Putting the gay in games

It should be no news to anyone that LGBT people have had a shocking history of representation by the gaming industry. To this day they remain a community that has been neglected across gaming history. As of 2018 one would hope we’d progressed beyond the ignorance of our gaming ancestors; however, Lucien Soulban, one of Far Cry 3’s writers, himself a gay man, has recently suggested that we are still far from seeing LGBT characters taking on leading roles in ‘AAA’ narratives.

It’s easy to be optimistic about the process of demarginalization, but when we compare the media to TV and film, the gaming industry continues to fall massively short of contemporary expectations. Looking back as far as the 1980s we can see evidence of LGBT characters making brief appearances in early gaming narratives, although many can be fit into a series of crude tropes, showcasing the ignorance of the time. For example, characters such as Doctor N. Gin of Crash Tag Racing and Simon of the Simon the Sorceror Series are comically feminised in a very coded way, as if befitting of the ‘sissy’ trope that was so commonly abused by writers of all media throughout the 80s and 90s. Furthermore, in the 1990s, portrayals of homosexuality took on a darker, more villainous face. For example, in The Orion Conspiracy, one of the first games to use the word homosexuality explicitly, we see the protagonist’s son’s sexuality being explicitly aligned with the criminal underworld he uncovers in the game. Equally in Phantasmogoria: Puzzles of the Flesh, for one of the first times in gaming history, the protagonist is set up as a bisexual man. Yet, this in a game that was considered controversially violent and graphic in its portrayal of criminality, murder, psychosis and sexual violence, inherently connected deviancy and depravity to bisexuality.

Picture: IGDB

In 1998 we had the first same sex marriage appear in a video game, in the form of Fallout 2. This seemed to mark the start of the industry placing less significance on the gender of the playable characters, and who their gamer chose for them to interact with, as it seemed that Grisham, the slaughterhouse owner would force you to marry whichever one of his children you chose to have sex with in the game. However, it is important to note that this remains a problematic example, as beyond the sex that the PC can choose to have and the inevitable marriage that can follow, the PC is unable to, or is rejected in their verbal advances towards same-sex characters. Even up to present day, we still have pitfalls such as the censorship of gay marriage in Tomodachi Life in North America. In the aforementioned statement from Lucien Soulban, he cited that the reason we would not see a gay protagonist was “because of fears it’ll impact sales.” With situations like this it is not hard to believe.
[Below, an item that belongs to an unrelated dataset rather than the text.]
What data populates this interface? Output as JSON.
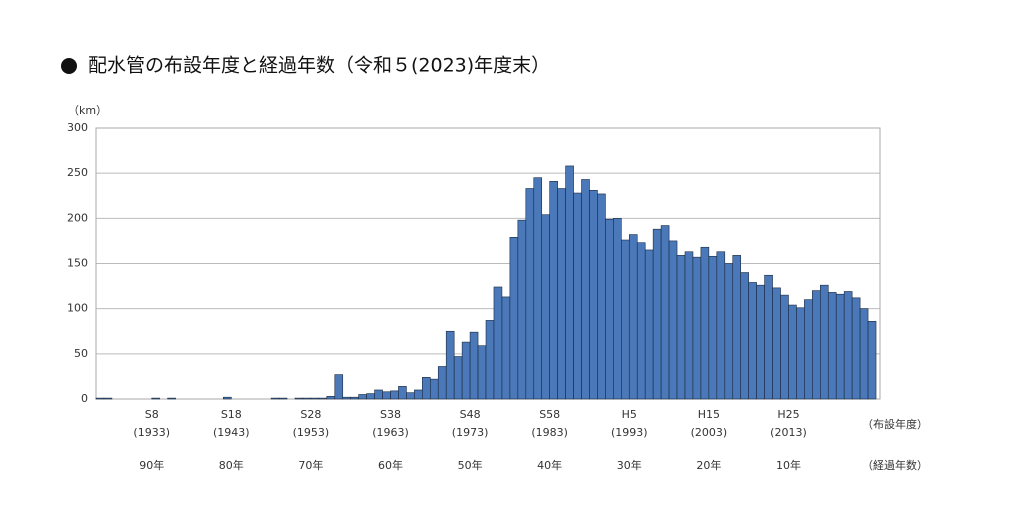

This notion of characters ‘outed’ outside of their gameplay is stupendously common in modern gaming with characters such as Tracer of Overwatch, and many of the characters of Assassins Creed Syndicate

Soulban also notes the rise of gay characters on the periphery, even going on to suggest that if an ‘AAA’ game does have a gay protagonist “We’ll find out damn near after the fact”. This notion of characters ‘outed’ outside of their gameplay is stupendously common in modern gaming with characters such as Tracer of Overwatch, and many of the characters of Assassins Creed Syndicate. It is a quiet progress however, that many games choose not to make sexuality explicit within a playable character. This can perhaps be where we mark the difference between the industry now and the industry 30 years ago. Games such as Skyrim, Mass Effect and Borderlands have been frequently including gay characters within their storylines without much fanfare or provocation. Equally newer games such as The Last of Us and Life is Strange have showcased nuanced but explicit ways to represent the LGBT women within their narratives. Yet even this comes with a catch as in both games the queer love interests, Riley and Chloe respectively, are killed, sacrificed for plot progression, indicating that the trope of LGBT characters dying violent deaths is not reserved for TV and film alone.

Image: IGDB

So perhaps the gaming industry has made great steps towards a more diverse, fluid representation of sexuality, but perhaps equally the larger companies have some ways to go to catch up with the gaming community’s aspirations. Critically, the industry must recognise the lack of LGBT people of colour and the crucial inclusion of the full spectrum of LGBTQIA people in to the universe of video games. For further advancement of LGBT representation, the industry must also recognise the disconnect between its top-paid creators and its consumers.